Some 13.3 million eligible voters will effectively be choosing on
Thursday between the current and former prime ministers, who have
different views on how to save the nation from economic and ethnic
implosion.
Opinion polls say the two issues have emerged as the key points of
debate in the vote, largely overshadowing the destruction caused by last
year's tsunami which killed over 31,000 people in the country.
"I am for peace and I will go the extra mile for it," Prime Minister
Mahinda Rajapakse told AFP in a recent interview while rejecting LTTE
charges that he was trying to take the country back to war after his
alliance with hardline nationalists.
"I am not a 'war candidate'," Rajapakse said. "I want peace. I want
an honourable peace, a durable peace. I will talk to all, including the
Tigers."
Rajapakse, who turns 60 the day after the vote, made common cause
with the Janatha Vimukthi Peramuna (JVP) in a bid to challenge the
right-wing Opposition Leader Ranil Wickremesinghe, 56. He wants a
complete overhaul of the Oslo-backed initiative and a renegotiation of a
truce that has been in place since February 2002.
Rajapakse is seen as a go-getter and connects with voters from the
majority Sinhalese community as someone who was not raised in the
Western-oriented ways of most previous Sri Lankan leaders. Rajapakse
studied at a local school and qualified as a lawyer.
He championed populist measures as the country's Labour Minister in
1994 and later became the Fisheries Minister.
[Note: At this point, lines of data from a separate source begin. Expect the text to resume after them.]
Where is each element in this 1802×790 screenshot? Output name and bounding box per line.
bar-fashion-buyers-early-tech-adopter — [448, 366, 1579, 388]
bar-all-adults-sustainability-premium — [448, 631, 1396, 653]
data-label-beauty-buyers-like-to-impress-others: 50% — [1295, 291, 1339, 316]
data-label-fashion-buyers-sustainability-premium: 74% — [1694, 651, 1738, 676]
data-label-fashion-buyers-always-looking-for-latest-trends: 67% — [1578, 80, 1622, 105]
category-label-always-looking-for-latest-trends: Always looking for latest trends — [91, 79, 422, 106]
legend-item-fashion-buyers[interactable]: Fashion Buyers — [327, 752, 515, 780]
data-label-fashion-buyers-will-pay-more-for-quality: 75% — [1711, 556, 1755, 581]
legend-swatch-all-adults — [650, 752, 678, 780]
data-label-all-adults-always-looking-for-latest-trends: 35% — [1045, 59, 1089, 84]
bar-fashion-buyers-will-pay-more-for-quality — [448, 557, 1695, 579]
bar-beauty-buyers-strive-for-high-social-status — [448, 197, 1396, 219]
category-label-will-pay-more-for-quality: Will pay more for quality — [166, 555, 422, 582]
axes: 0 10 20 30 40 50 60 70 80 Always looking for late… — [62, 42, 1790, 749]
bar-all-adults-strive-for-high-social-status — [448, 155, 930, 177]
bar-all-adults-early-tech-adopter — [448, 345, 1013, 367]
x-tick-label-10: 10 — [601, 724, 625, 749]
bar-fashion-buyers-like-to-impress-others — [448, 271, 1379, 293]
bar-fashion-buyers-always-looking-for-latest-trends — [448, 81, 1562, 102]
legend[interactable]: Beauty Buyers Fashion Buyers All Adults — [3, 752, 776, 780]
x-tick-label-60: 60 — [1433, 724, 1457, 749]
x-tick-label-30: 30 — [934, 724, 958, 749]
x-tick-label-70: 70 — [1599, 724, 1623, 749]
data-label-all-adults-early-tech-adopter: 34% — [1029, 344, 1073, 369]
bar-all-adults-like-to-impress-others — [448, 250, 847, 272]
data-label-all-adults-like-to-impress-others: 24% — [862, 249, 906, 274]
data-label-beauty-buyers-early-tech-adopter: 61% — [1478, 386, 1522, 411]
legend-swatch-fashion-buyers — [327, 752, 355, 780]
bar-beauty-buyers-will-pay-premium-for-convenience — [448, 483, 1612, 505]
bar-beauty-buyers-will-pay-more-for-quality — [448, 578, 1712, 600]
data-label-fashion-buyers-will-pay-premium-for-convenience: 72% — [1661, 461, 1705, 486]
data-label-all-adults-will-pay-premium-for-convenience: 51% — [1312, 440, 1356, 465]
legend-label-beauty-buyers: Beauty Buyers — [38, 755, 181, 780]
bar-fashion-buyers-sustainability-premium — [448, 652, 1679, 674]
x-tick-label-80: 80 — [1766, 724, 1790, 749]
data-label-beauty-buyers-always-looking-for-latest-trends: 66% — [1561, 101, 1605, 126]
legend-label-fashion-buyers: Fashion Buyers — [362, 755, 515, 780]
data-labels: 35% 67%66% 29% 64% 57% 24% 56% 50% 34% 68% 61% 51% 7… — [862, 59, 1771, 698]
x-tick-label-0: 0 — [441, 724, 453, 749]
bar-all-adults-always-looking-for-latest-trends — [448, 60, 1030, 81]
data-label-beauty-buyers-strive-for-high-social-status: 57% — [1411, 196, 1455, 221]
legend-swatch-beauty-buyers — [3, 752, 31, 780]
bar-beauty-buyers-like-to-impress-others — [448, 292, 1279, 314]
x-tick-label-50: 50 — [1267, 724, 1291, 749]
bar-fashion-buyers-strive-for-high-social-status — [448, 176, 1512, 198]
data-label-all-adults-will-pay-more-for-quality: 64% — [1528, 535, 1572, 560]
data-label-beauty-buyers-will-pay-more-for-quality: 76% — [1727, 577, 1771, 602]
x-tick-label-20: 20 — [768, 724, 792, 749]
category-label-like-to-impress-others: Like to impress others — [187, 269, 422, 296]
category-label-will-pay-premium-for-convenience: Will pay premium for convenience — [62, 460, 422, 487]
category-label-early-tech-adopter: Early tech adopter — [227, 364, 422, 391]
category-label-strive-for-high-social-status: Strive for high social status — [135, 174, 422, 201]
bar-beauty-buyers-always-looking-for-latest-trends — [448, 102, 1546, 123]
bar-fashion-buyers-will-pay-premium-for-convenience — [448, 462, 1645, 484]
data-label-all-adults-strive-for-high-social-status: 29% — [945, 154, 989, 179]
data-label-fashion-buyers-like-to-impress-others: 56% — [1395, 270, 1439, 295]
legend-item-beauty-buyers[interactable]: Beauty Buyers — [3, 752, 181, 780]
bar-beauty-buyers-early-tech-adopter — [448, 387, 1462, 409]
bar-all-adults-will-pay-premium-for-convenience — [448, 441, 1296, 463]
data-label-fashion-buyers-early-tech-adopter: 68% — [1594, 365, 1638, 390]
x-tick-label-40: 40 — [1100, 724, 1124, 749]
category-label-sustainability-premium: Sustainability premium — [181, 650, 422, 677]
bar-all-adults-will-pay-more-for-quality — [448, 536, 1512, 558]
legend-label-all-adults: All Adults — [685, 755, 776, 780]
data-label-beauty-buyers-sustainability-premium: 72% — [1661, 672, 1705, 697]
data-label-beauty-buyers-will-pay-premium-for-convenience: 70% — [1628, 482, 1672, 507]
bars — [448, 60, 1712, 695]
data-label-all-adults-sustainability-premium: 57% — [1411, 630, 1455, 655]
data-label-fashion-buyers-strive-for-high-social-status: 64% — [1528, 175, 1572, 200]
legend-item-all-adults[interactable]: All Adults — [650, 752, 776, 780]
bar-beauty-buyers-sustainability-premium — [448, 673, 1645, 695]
Rajapakse, born on November 18, 1945, to Sinhalese parents turned
from law to politics at the age of 24, and was elected to Parliament
from Hambantota.
His father had also been a legislator from the same constituency
between 1947 and 1960.Former premier Ranil Wickremesinghe claims credit
for freezing a decades-long ethnic war but that has not translated into
deep support among the Sinhalese majority crucial to victory.
Wickremesinghe says he will revive talks with the LTTE and cut a peace
deal "within two to three years" to end the ethnic conflict.
Wickremesinghe has told voters that he is the "peace candidate".
However, it is the early success of his peace efforts, which brought
a ceasefire in an ethnic conflict that probably led to his defeat in
April 2004 elections.
In 2002, Wickremesinghe entered into a truce with the LTTE and moved
quickly to reform the country's economy.
But later in his term, many voters took the ceasefire for granted and
focused more on painful economic reforms that did not create new
employment opportunities. A nephew of Sri Lanka's first executive
president, Junius Richard Jayewardene, Wickremesinghe wooed the West as
well as neighbouring India and won support for ending bloodshed on the
island.
The international dividend came in June 2003 when countries promised
US$ 4.5 billion to support the peace drive and rebuild the war-ravaged
country. But it did not translate into domestic support because much of
the money remains unused.
Wickremesinghe told AFP in a recent interview that he wants to unite
the main majority Sinhalese parties while pursing peace with the LTTE.
Wickremesinghe entered the political arena in the 70s and rose
through the ranks to become Prime Minister in May 1993 when a suicide
bomber assassinated President Ranasinghe Premadasa.
The frontrunners are also poles apart on how to turn around Sri
Lanka's battered economy.
While Wickremesinghe wants to push ahead with market-friendly reforms
and woo foreign investments, Rajapakse is seeking a socialist system.